For many people, the barometer, that determines whether they are happy or not, has to do with their self-esteem. William James once defined self-esteem as “perceived competence in domains of importance.” So if I value writing good posts, my self esteem should go up if others tell me that such is the case and I will then feel good about myself. If a businessman values becoming a CEO, a promotion to that position will be a promotion in self-esteem that will make him feel good about himself. If young woman values being a smart dresser, comments by others to that effect will increase her self-esteem and make her feel good about herself. Now, there is nothing wrong with feeling good, but there is something amiss about self-esteem being the source of pleasant feelings.

Today, psychologists are coming to conclude that self-esteem is not all they thought it was cut out to be. First of all, self-esteem implies that in order to feel good about myself, I need to be better than average, better than my neighbor, better than my brother, but the fact of the matter is that it’s statistically impossible to always be better than others even in those things that I value.

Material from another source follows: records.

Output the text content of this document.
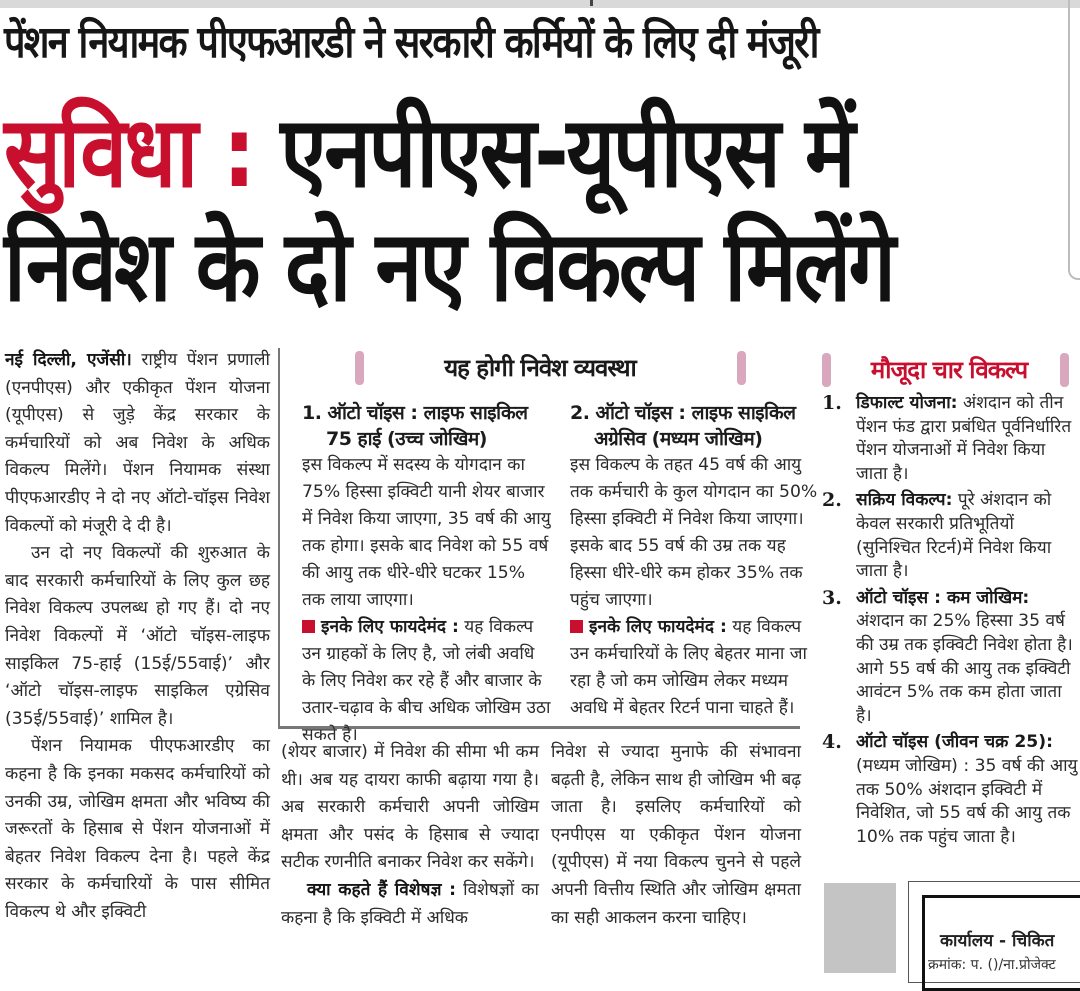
पेंशन नियामक पीएफआरडी ने सरकारी कर्मियों के लिए दी मंजूरी
सुविधा : एनपीएस-यूपीएस में
निवेश के दो नए विकल्प मिलेंगे

नई दिल्ली, एजेंसी। राष्ट्रीय पेंशन प्रणाली (एनपीएस) और एकीकृत पेंशन योजना (यूपीएस) से जुड़े केंद्र सरकार के कर्मचारियों को अब निवेश के अधिक विकल्प मिलेंगे। पेंशन नियामक संस्था पीएफआरडीए ने दो नए ऑटो-चॉइस निवेश विकल्पों को मंजूरी दे दी है।

उन दो नए विकल्पों की शुरुआत के बाद सरकारी कर्मचारियों के लिए कुल छह निवेश विकल्प उपलब्ध हो गए हैं। दो नए निवेश विकल्पों में ‘ऑटो चॉइस-लाइफ साइकिल 75-हाई (15ई/55वाई)’ और ‘ऑटो चॉइस-लाइफ साइकिल एग्रेसिव (35ई/55वाई)’ शामिल है।

पेंशन नियामक पीएफआरडीए का कहना है कि इनका मकसद कर्मचारियों को उनकी उम्र, जोखिम क्षमता और भविष्य की जरूरतों के हिसाब से पेंशन योजनाओं में बेहतर निवेश विकल्प देना है। पहले केंद्र सरकार के कर्मचारियों के पास सीमित विकल्प थे और इक्विटी

यह होगी निवेश व्यवस्था
1. ऑटो चॉइस : लाइफ साइकिल
75 हाई (उच्च जोखिम)
इस विकल्प में सदस्य के योगदान का 75% हिस्सा इक्विटी यानी शेयर बाजार में निवेश किया जाएगा, 35 वर्ष की आयु तक होगा। इसके बाद निवेश को 55 वर्ष की आयु तक धीरे-धीरे घटकर 15% तक लाया जाएगा।
इनके लिए फायदेमंद : यह विकल्प उन ग्राहकों के लिए है, जो लंबी अवधि के लिए निवेश कर रहे हैं और बाजार के उतार-चढ़ाव के बीच अधिक जोखिम उठा सकते है।
2. ऑटो चॉइस : लाइफ साइकिल
अग्रेसिव (मध्यम जोखिम)
इस विकल्प के तहत 45 वर्ष की आयु तक कर्मचारी के कुल योगदान का 50% हिस्सा इक्विटी में निवेश किया जाएगा। इसके बाद 55 वर्ष की उम्र तक यह हिस्सा धीरे-धीरे कम होकर 35% तक पहुंच जाएगा।
इनके लिए फायदेमंद : यह विकल्प उन कर्मचारियों के लिए बेहतर माना जा रहा है जो कम जोखिम लेकर मध्यम अवधि में बेहतर रिटर्न पाना चाहते हैं।

(शेयर बाजार) में निवेश की सीमा भी कम थी। अब यह दायरा काफी बढ़ाया गया है। अब सरकारी कर्मचारी अपनी जोखिम क्षमता और पसंद के हिसाब से ज्यादा सटीक रणनीति बनाकर निवेश कर सकेंगे।

क्या कहते हैं विशेषज्ञ : विशेषज्ञों का कहना है कि इक्विटी में अधिक

निवेश से ज्यादा मुनाफे की संभावना बढ़ती है, लेकिन साथ ही जोखिम भी बढ़ जाता है। इसलिए कर्मचारियों को एनपीएस या एकीकृत पेंशन योजना (यूपीएस) में नया विकल्प चुनने से पहले अपनी वित्तीय स्थिति और जोखिम क्षमता का सही आकलन करना चाहिए।

मौजूदा चार विकल्प
1. डिफाल्ट योजना: अंशदान को तीन पेंशन फंड द्वारा प्रबंधित पूर्वनिर्धारित पेंशन योजनाओं में निवेश किया जाता है।
2. सक्रिय विकल्प: पूरे अंशदान को केवल सरकारी प्रतिभूतियों (सुनिश्चित रिटर्न)में निवेश किया जाता है।
3. ऑटो चॉइस : कम जोखिम: अंशदान का 25% हिस्सा 35 वर्ष की उम्र तक इक्विटी निवेश होता है। आगे 55 वर्ष की आयु तक इक्विटी आवंटन 5% तक कम होता जाता है।
4. ऑटो चॉइस (जीवन चक्र 25): (मध्यम जोखिम) : 35 वर्ष की आयु तक 50% अंशदान इक्विटी में निवेशित, जो 55 वर्ष की आयु तक 10% तक पहुंच जाता है।
कार्यालय - चिकित
क्रमांक: प. ()/ना.प्रोजेक्ट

Thus being set up for a fall, when I’m not “better,” my self-esteem plummets and mood along with it. Even worst, emphasis on self-esteem encourages narcissism, which happens to be a diagnosable personality disorder that ultimately brings much unhappiness to the sufferer and those in the sufferer’s near vicinity.  For narcissists, the only thing in life that matters is receiving admiration from those around them. Unfortunately to varying degrees, we are all a bit infected with that disorder.

The fathers had another term for this malady of the human soul, which is a bit more to the point. They called it philautia, meaning really liking oneself a lot. To call it self-love is a bit off, for there is nothing related to the Christian word for love, agape, in the notion. In my book I speak about this issue as follows,

“The tragedy of human philautia is the tragedy of the seed that never becomes a towering fruit-bearing tree, “so that the birds of the air come and lodge in the branches thereof.” Instead of growing into an ever-enlarging sphere of love that eventually encompasses all humanity even as Christ’s love embraced all mankind on the Cross, the soul distorted by philautia shrivels up into a pitiful ball of lust, greed, and isolation. All the wonderful potential with which man has been endowed is smothered and distorted by being directed to an unworthy aim, thereby leaving him trapped in the very small, the very stifling, and utterly subjective world of his own body.”

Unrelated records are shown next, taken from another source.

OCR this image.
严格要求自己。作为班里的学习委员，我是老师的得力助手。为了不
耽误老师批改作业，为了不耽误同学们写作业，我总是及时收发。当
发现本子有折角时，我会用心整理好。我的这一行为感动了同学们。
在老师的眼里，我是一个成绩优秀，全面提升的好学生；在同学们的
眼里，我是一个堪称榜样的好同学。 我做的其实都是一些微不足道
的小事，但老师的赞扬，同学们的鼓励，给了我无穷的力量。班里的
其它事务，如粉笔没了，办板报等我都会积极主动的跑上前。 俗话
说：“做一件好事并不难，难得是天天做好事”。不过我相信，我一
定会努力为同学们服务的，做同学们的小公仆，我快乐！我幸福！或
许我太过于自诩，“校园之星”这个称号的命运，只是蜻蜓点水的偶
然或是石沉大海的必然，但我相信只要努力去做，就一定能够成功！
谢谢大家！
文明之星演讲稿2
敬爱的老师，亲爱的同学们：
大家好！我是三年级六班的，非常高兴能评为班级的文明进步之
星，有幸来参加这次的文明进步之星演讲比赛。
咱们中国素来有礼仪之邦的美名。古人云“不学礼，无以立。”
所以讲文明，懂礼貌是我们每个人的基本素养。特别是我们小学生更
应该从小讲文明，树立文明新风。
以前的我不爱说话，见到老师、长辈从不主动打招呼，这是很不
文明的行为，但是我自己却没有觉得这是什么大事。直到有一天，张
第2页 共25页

What is the opposite of philautia? A compassionate heart full of love for all creation, a heart that humbly recognizes that it is connected with all of creation, and a mind that cherishes humble thoughts, kind thoughts, and loving thoughts. And above all, a soul that feels good about herself because she knows that she was created in the image and likeness of God, and looking towards God is an infinite source of joy and delight.